= International Society for Scientometrics and Informetrics =

The International Society for Scientometrics and Informetrics was founded in 1993 in Berlin at the International Conference on Bibliometrics, Informetrics and Scientometrics. It is an association for professionals in the field of scientometrics.

This conference was the fourth of a series of prominent biennial conferences held under the auspices of the Society. The Society was incorporated in 1994 in the Netherlands (Utrecht); Dr Hildrun Kretschmer was elected its first President. In 2012 Ronald Rousseau is the 7th elected president.
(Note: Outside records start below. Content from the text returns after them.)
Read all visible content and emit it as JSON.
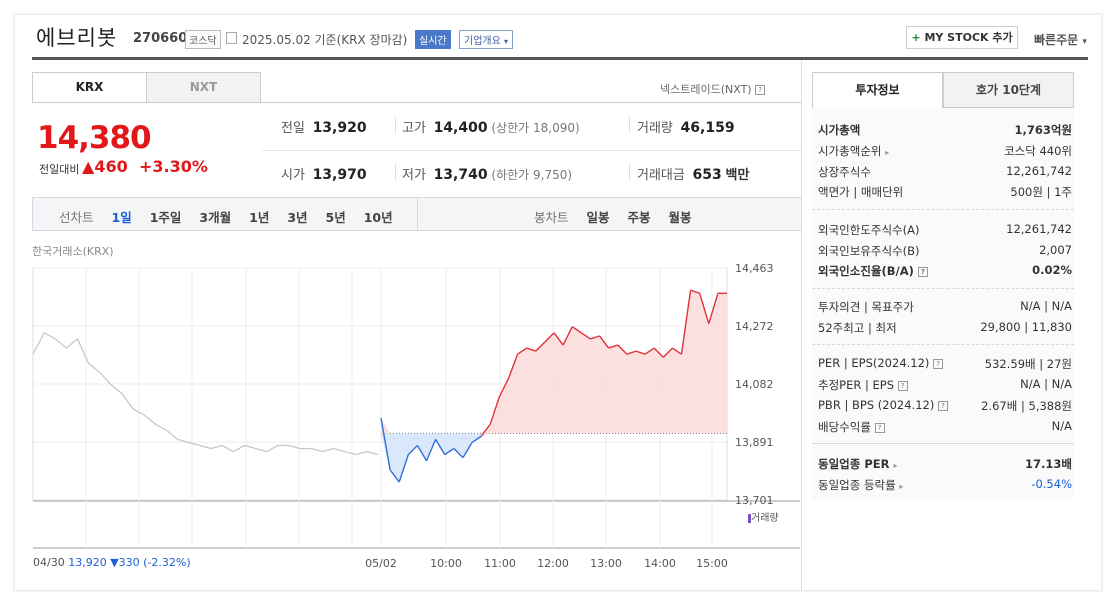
{
  "header": {
    "name": "에브리봇",
    "code": "270660",
    "market": "코스닥",
    "date_basis": "2025.05.02  기준(KRX 장마감)",
    "realtime_badge": "실시간",
    "company_overview": "기업개요",
    "my_stock_button": "MY STOCK 추가",
    "quick_order": "빠른주문"
  },
  "market_tabs": [
    "KRX",
    "NXT"
  ],
  "nextrade_link": "넥스트레이드(NXT)",
  "quote": {
    "price": "14,380",
    "change_label": "전일대비",
    "change": "460",
    "change_pct": "+3.30%",
    "prev_close_label": "전일",
    "prev_close": "13,920",
    "high_label": "고가",
    "high": "14,400",
    "upper_limit": "(상한가 18,090)",
    "volume_label": "거래량",
    "volume": "46,159",
    "open_label": "시가",
    "open": "13,970",
    "low_label": "저가",
    "low": "13,740",
    "lower_limit": "(하한가 9,750)",
    "turnover_label": "거래대금",
    "turnover": "653",
    "turnover_unit": "백만"
  },
  "chart_controls": {
    "line_label": "선차트",
    "line_periods": [
      "1일",
      "1주일",
      "3개월",
      "1년",
      "3년",
      "5년",
      "10년"
    ],
    "candle_label": "봉차트",
    "candle_periods": [
      "일봉",
      "주봉",
      "월봉"
    ]
  },
  "chart_source": "한국거래소(KRX)",
  "volume_legend": "거래량",
  "prev_day_info": {
    "date": "04/30",
    "price": "13,920",
    "change": "▼330",
    "pct": "(-2.32%)"
  },
  "chart_data": {
    "type": "line",
    "yticks": [
      "14,463",
      "14,272",
      "14,082",
      "13,891",
      "13,701"
    ],
    "ylim": [
      13701,
      14463
    ],
    "xticks": [
      "05/02",
      "10:00",
      "11:00",
      "12:00",
      "13:00",
      "14:00",
      "15:00"
    ],
    "baseline": 13920,
    "series": [
      {
        "values": [
          14180,
          14250,
          14230,
          14200,
          14230,
          14150,
          14120,
          14080,
          14050,
          14000,
          13980,
          13950,
          13930,
          13900,
          13890,
          13880,
          13870,
          13880,
          13860,
          13880,
          13870,
          13860,
          13880,
          13880,
          13870,
          13870,
          13860,
          13870,
          13860,
          13850,
          13860,
          13850
        ]
      },
      {
        "values": [
          13970,
          13800,
          13760,
          13850,
          13880,
          13830,
          13900,
          13850,
          13870,
          13840,
          13890,
          13910,
          13950,
          14040,
          14100,
          14180,
          14200,
          14190,
          14220,
          14250,
          14210,
          14270,
          14250,
          14230,
          14240,
          14200,
          14210,
          14180,
          14190,
          14180,
          14200,
          14170,
          14200,
          14180,
          14390,
          14380,
          14280,
          14380,
          14380
        ]
      }
    ]
  },
  "invest_tabs": [
    "투자정보",
    "호가 10단계"
  ],
  "invest_info": {
    "group1": [
      {
        "label": "시가총액",
        "value": "1,763억원"
      },
      {
        "label": "시가총액순위",
        "value": "코스닥 440위"
      },
      {
        "label": "상장주식수",
        "value": "12,261,742"
      },
      {
        "label": "액면가 | 매매단위",
        "value": "500원 | 1주"
      }
    ],
    "group2": [
      {
        "label": "외국인한도주식수(A)",
        "value": "12,261,742"
      },
      {
        "label": "외국인보유주식수(B)",
        "value": "2,007"
      },
      {
        "label": "외국인소진율(B/A)",
        "value": "0.02%"
      }
    ],
    "group3": [
      {
        "label": "투자의견 | 목표주가",
        "value": "N/A | N/A"
      },
      {
        "label": "52주최고 | 최저",
        "value": "29,800 | 11,830"
      }
    ],
    "group4": [
      {
        "label": "PER | EPS(2024.12)",
        "value": "532.59배 | 27원"
      },
      {
        "label": "추정PER | EPS",
        "value": "N/A | N/A"
      },
      {
        "label": "PBR | BPS (2024.12)",
        "value": "2.67배 | 5,388원"
      },
      {
        "label": "배당수익률",
        "value": "N/A"
      }
    ],
    "group5": [
      {
        "label": "동일업종 PER",
        "value": "17.13배"
      },
      {
        "label": "동일업종 등락률",
        "value": "-0.54%"
      }
    ]
  }
}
Among its members are scientists from over 30 countries.

== Mission ==

The Society aims to encourage communication and exchange of professional information in the field of scientometrics and informetrics, to improve standards, theory and practice in all areas of the discipline, to stimulate research, education and training, and to enhance the public perception of the discipline. Members of the society perform theoretical and practical studies related, but not restricted, to research evaluation, diffusion of information, quantitative web studies and mathematical and statistical modeling of information processes. Since 1987, (Diepenbeek, Belgium) the society (and its informal precursor) has organised a biennial international conference, which has visited all continents.

== Publications ==

ISSI publishes Quantitative Science Studies, the official open access journal of the organization. It publishes theoretical and empirical research on science and the scientific workforce. The Editor-in-Chief is Ludo Waltman and issues are available from MIT Press Journals.

It publishes a quarterly newsletter (ISSI Newsletter) for its members, but contents become freely available after three months. All colleagues are invited to contribute to this newsletter.

It has further published some Festschrifts (freely available for all) and made the proceedings of the latest conferences freely available for its members.